Any citizen requesting similar information would be denied.

It’s a new technology capability, and police are asserting a monopoly on its use. Even more disturbing is that this de facto monopoly on the use of these technologies is being granted not by congress or the courts, but by corporations.

We can also see new technology power grabs coming soon.

The drone wars

The widespread police use of remote-controlled drone aircraft predicted by just about everybody will raise some interesting legal questions. For example, can police use drones to peek into people’s backyards, or does that violate the Constitution’s 4th-Amendment protection against “unreasonable searches and seizures”?

One possibility is that, as with many technologies in the past, law enforcement agencies will be granted the exclusive right to use drone technology along with an exception to (or a new definition of) the 4th Amendment.

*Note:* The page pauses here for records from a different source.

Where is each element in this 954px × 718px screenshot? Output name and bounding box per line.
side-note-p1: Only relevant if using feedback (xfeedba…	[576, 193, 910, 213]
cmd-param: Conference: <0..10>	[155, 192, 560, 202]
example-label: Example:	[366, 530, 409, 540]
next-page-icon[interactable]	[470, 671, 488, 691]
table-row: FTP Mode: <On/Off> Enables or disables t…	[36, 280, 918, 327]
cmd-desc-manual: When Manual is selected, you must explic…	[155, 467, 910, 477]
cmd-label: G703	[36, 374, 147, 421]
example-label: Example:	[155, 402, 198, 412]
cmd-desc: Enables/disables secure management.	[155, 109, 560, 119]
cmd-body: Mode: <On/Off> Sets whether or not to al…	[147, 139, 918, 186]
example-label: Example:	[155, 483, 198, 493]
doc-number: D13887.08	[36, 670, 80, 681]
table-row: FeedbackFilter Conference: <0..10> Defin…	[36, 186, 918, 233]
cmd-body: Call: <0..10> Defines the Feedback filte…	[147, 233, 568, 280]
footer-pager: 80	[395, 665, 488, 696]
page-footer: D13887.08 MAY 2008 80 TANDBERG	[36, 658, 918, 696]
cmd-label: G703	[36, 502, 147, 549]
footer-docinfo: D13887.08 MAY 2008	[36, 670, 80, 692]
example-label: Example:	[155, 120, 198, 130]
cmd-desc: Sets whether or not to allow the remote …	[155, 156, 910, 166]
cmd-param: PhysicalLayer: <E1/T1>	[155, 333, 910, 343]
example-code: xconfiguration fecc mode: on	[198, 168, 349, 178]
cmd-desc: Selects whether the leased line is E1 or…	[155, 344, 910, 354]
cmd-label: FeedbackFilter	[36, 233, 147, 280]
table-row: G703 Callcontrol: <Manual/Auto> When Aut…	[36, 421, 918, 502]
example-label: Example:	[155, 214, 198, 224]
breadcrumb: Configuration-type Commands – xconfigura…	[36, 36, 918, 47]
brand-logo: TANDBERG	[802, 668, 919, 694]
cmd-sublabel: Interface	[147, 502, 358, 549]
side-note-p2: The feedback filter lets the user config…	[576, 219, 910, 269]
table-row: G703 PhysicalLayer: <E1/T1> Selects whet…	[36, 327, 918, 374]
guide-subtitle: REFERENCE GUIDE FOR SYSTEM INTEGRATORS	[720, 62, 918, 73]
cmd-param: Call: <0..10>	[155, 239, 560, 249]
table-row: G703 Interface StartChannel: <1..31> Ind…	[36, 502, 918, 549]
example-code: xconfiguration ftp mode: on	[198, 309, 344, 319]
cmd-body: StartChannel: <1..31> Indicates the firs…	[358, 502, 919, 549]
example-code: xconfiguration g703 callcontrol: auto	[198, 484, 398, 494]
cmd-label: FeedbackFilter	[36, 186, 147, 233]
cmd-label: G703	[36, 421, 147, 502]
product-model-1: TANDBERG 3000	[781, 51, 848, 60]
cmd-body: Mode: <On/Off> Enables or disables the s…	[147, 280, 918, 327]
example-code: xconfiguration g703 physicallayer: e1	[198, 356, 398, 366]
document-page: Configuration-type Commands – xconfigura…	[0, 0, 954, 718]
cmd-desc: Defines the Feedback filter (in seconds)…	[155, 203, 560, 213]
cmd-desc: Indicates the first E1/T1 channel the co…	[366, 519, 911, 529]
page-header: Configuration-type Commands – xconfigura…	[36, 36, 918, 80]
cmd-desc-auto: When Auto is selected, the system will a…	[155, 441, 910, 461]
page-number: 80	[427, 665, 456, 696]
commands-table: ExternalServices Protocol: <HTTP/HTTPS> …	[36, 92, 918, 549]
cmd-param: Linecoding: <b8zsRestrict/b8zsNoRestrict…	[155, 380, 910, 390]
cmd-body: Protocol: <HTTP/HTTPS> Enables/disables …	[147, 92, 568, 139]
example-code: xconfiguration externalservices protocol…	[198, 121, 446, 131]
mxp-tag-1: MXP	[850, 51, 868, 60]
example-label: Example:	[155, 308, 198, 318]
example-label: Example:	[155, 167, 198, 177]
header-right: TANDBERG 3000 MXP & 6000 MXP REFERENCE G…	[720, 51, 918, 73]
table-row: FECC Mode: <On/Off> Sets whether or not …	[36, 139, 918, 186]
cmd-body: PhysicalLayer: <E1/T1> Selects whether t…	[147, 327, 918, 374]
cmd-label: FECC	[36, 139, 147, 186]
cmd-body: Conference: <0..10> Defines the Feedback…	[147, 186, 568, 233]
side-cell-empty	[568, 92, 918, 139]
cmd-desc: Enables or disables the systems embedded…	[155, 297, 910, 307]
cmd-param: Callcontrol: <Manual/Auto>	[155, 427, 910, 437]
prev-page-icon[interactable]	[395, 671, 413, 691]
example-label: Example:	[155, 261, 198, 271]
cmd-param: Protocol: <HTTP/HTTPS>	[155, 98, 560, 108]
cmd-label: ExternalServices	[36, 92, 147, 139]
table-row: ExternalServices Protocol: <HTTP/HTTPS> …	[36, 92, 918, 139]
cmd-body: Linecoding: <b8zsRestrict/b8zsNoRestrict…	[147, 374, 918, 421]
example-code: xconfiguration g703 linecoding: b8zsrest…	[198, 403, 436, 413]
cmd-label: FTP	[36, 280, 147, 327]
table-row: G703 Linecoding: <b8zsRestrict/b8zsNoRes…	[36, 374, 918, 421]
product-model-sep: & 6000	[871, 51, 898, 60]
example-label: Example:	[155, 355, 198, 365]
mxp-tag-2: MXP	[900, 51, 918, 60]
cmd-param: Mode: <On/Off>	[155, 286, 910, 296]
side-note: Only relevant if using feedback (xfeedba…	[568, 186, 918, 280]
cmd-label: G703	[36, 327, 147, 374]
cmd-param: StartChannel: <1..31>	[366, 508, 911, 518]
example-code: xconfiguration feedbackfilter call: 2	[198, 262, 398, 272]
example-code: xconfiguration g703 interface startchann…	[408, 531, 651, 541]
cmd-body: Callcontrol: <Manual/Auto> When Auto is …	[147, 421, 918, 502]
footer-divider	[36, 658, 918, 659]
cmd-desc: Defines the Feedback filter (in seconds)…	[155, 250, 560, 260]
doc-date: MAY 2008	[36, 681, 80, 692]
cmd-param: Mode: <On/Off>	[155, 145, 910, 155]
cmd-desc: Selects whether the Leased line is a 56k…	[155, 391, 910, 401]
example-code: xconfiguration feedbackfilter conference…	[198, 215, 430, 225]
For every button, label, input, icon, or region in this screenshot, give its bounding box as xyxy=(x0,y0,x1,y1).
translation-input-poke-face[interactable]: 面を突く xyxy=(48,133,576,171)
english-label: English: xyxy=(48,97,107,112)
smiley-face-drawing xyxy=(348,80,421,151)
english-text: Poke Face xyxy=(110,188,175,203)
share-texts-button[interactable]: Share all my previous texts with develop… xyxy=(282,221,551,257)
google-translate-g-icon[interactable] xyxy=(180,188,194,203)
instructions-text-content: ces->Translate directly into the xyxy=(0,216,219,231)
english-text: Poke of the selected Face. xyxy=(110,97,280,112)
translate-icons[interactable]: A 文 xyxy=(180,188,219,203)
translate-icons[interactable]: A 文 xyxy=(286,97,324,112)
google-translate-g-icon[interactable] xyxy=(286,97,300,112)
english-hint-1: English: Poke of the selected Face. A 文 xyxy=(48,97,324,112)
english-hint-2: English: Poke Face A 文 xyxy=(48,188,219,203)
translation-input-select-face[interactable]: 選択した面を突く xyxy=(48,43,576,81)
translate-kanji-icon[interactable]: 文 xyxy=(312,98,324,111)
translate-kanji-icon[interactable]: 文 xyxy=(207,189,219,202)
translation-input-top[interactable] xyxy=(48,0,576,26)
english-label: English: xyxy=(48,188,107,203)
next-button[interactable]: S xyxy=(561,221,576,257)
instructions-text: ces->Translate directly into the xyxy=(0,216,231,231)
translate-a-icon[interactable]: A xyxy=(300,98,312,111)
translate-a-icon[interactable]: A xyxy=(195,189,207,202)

Another possibility was raised recently by John Villasenor, a senior fellow at the Brookings Institution in an NPR interview. He points out that a 2001 case established that when “the government uses a device that is not in general public use to explore details of the home that would previously have been unknowable without physical intrusion, the surveillance is a search.”

In that case, if drones grow in popularity among consumers to the point where they can be found to be “in general public use” then drone spying on backyards would not be “searches,” and would thereby not be banned by the Constitution.

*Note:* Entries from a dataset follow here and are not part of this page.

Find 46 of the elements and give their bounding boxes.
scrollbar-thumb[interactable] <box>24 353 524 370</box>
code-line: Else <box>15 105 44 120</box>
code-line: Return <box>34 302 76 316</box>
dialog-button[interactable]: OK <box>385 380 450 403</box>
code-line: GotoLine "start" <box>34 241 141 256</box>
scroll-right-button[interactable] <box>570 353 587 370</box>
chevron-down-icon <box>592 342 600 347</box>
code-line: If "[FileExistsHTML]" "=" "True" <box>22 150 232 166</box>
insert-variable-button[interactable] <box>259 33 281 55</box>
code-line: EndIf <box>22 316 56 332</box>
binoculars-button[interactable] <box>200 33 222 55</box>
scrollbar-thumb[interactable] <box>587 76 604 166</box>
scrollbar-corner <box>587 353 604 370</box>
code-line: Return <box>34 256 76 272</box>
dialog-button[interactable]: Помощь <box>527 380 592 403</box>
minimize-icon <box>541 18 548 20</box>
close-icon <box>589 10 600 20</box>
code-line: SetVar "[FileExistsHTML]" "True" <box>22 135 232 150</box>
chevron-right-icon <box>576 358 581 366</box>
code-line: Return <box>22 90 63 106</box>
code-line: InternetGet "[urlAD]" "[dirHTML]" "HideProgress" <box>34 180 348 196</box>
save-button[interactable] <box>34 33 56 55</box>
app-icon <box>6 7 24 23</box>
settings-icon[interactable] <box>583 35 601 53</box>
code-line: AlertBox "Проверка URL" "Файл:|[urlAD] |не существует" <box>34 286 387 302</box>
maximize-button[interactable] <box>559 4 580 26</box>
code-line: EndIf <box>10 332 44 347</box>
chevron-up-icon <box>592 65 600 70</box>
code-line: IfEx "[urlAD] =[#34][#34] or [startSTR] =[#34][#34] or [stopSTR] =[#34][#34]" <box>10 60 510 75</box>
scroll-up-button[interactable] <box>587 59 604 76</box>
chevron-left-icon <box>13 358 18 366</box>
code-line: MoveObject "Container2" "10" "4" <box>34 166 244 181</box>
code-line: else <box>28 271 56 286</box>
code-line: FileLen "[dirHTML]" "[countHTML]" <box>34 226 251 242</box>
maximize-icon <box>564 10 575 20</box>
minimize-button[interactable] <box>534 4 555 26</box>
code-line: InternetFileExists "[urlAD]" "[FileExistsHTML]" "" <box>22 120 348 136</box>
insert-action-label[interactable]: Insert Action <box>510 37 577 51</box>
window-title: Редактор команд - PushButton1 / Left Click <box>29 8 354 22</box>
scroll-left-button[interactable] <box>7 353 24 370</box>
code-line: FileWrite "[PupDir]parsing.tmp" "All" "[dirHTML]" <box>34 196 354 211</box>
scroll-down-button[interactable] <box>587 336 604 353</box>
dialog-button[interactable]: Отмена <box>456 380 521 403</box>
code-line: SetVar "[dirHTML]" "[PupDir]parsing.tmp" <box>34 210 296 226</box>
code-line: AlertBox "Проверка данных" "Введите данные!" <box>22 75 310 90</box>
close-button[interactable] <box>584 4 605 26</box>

In either of the cases, the police would retain exclusive use of the information gathered by drones, as well as the knowledge of exact details of the surveillance.

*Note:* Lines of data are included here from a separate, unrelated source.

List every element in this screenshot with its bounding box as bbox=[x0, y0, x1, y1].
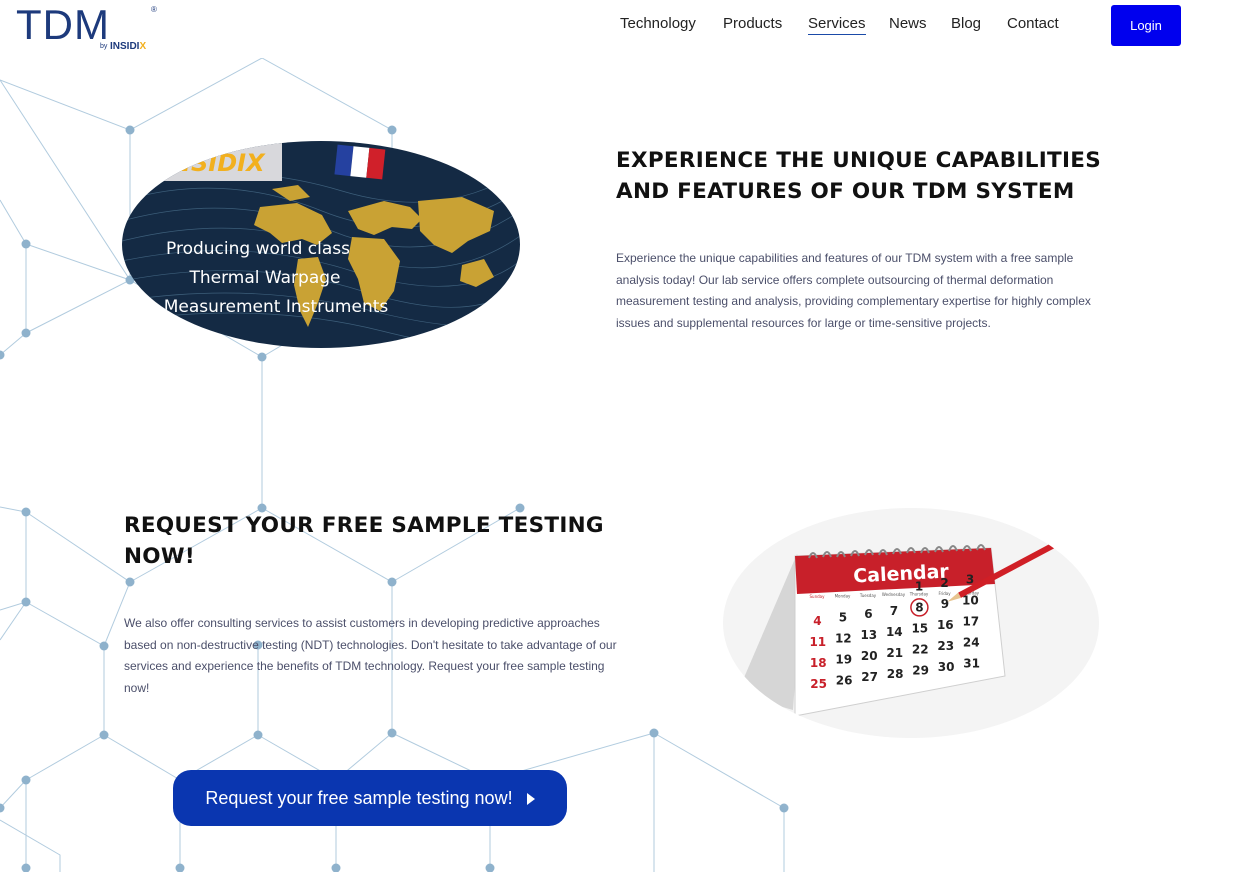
nav-services[interactable]: Services bbox=[808, 15, 866, 35]
calendar-day: 3 bbox=[966, 573, 974, 587]
section2-paragraph: We also offer consulting services to ass… bbox=[124, 616, 617, 696]
calendar-day: 27 bbox=[861, 670, 878, 684]
request-sample-cta-button[interactable]: Request your free sample testing now! bbox=[173, 770, 567, 826]
calendar-day: 1 bbox=[915, 579, 923, 593]
nav-technology[interactable]: Technology bbox=[620, 15, 696, 32]
calendar-day: 30 bbox=[938, 660, 955, 674]
calendar-day: 17 bbox=[962, 615, 979, 629]
calendar-image: Calendar Sunday Monday Tuesday Wednesday Thu… bbox=[723, 508, 1099, 738]
cta-label: Request your free sample testing now! bbox=[205, 787, 513, 808]
chevron-right-icon bbox=[526, 792, 535, 805]
tdm-logo[interactable]: TDM ® by INSIDIX bbox=[16, 1, 161, 55]
calendar-weekday: Monday bbox=[835, 593, 851, 598]
logo-by-text: by bbox=[100, 43, 108, 50]
calendar-weekday: Friday bbox=[938, 591, 951, 596]
calendar-day: 20 bbox=[861, 649, 878, 663]
calendar-day: 13 bbox=[860, 628, 877, 642]
calendar-day: 6 bbox=[864, 607, 872, 621]
calendar-day: 12 bbox=[835, 632, 852, 646]
calendar-day: 29 bbox=[912, 663, 929, 677]
section2-title: REQUEST YOUR FREE SAMPLE TESTING NOW! bbox=[124, 513, 604, 569]
calendar-day: 25 bbox=[810, 677, 827, 691]
map-overlay-line2: Thermal Warpage bbox=[189, 268, 341, 288]
calendar-day: 18 bbox=[810, 656, 827, 670]
calendar-day: 24 bbox=[963, 636, 980, 650]
calendar-weekday: Tuesday bbox=[859, 593, 877, 598]
map-overlay-line1: Producing world class bbox=[166, 239, 350, 259]
calendar-day: 5 bbox=[839, 611, 847, 625]
calendar-day: 23 bbox=[937, 639, 954, 653]
nav-contact[interactable]: Contact bbox=[1007, 15, 1059, 32]
map-overlay-line3: Measurement Instruments bbox=[164, 297, 389, 317]
login-button[interactable]: Login bbox=[1111, 5, 1181, 46]
nav-products[interactable]: Products bbox=[723, 15, 782, 32]
calendar-day: 2 bbox=[940, 576, 948, 590]
calendar-day: 4 bbox=[813, 614, 821, 628]
section1-title: EXPERIENCE THE UNIQUE CAPABILITIES AND F… bbox=[616, 148, 1102, 204]
page-content: INSIDIX Producing world class Thermal Wa… bbox=[0, 0, 1235, 872]
site-header: TDM ® by INSIDIX Technology Products Ser… bbox=[0, 0, 1235, 58]
world-map-image: INSIDIX Producing world class Thermal Wa… bbox=[122, 141, 520, 348]
calendar-day: 26 bbox=[836, 674, 853, 688]
logo-text: TDM bbox=[16, 1, 110, 48]
calendar-day: 9 bbox=[941, 597, 949, 611]
calendar-day: 19 bbox=[835, 653, 852, 667]
calendar-weekday: Wednesday bbox=[882, 592, 906, 597]
section1-paragraph: Experience the unique capabilities and f… bbox=[616, 251, 1091, 331]
logo-registered-mark: ® bbox=[151, 5, 157, 14]
calendar-day: 7 bbox=[890, 604, 898, 618]
calendar-day: 16 bbox=[937, 618, 954, 632]
calendar-weekday: Sunday bbox=[810, 594, 826, 599]
calendar-day: 22 bbox=[912, 642, 929, 656]
calendar-day: 31 bbox=[963, 657, 980, 671]
calendar-day: 15 bbox=[911, 621, 928, 635]
logo-insidix-text: INSIDIX bbox=[110, 41, 147, 52]
nav-news[interactable]: News bbox=[889, 15, 927, 32]
nav-blog[interactable]: Blog bbox=[951, 15, 981, 32]
calendar-day: 21 bbox=[886, 646, 903, 660]
calendar-day: 28 bbox=[887, 667, 904, 681]
calendar-day: 11 bbox=[809, 635, 826, 649]
calendar-day: 14 bbox=[886, 625, 903, 639]
calendar-day: 8 bbox=[915, 600, 923, 614]
insidix-brand-text: INSIDIX bbox=[162, 149, 266, 177]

Are we going to accept this?

The bigger question is this: What should a free society do in order to safeguard its freedom as new technologies come online?

Unfortunately, the Constitution doesn’t mention video cameras, cell phones or drones. But it clearly attempts to prevent government exclusivity over and use and control of, say, media technology or gun technology.

via How to Stop Cops from Abusing Technology – Datamation.

Comments
  1. Helen Jones says:

    I was just reading a blog written by The Rutherford Institute, I believe you will be interested to read their material, it’s consistent and corraborates with your own blogs. We are already not living in a “free” society. We are suppose to be a society of democracy, but while Americans had their heads turned chasing the “American Dream” The big bad Government was plotting to take away all of our rights under the US Constitution. When my son committed a heineous crime in 2009 I learned a lot. Law enforcers believed my son was living with me, so they illegally tapped my landline. When I moved away from the home where they installed a wire on the landline. They approached a so called family friend and he gave them my cellphone number and they tracked and tapped into it. I learned that they can actually see you through the phone display, of course they can listen to your incoming and outgoing calls. But, I was shocked to learn that they can hear you even when you are not making a phone call, and while the phone is off! That same family friend asked to install a Norton virus program into my computer, claiming he was “so concerned.” He ended up giving law enforcment access to both my laptop and my daughter’s desktop computers. They can see and hear through these devices, but they also can take over your mobile phones and computers and decide which messages you will send and receive! I learned this all from my experienes with the same law enforcement I was raised to respect and honor. I no longer have the same feelings or beliefs of law enforcment because of those experiences in 2009. Americans had better wakeup! No longer do we have privacy, the incident of 911 -supposedly, started a trickle down effect, so to speak, where our Government was allowed under The USA Patriot’s Act and -now I’ve recently learned about, the National Defense Authorization Act of 2012 (NDAA), under President Obama’s reign. You say Weber is bad and DSA Bruscato is better. I say Obama is better for the American people overall, but at the end of the day politics is politics and the American people are being terrorized upon, brainwashed, violated against and raped by our own government! What do we do? Pray, there is no other help and no easy answers.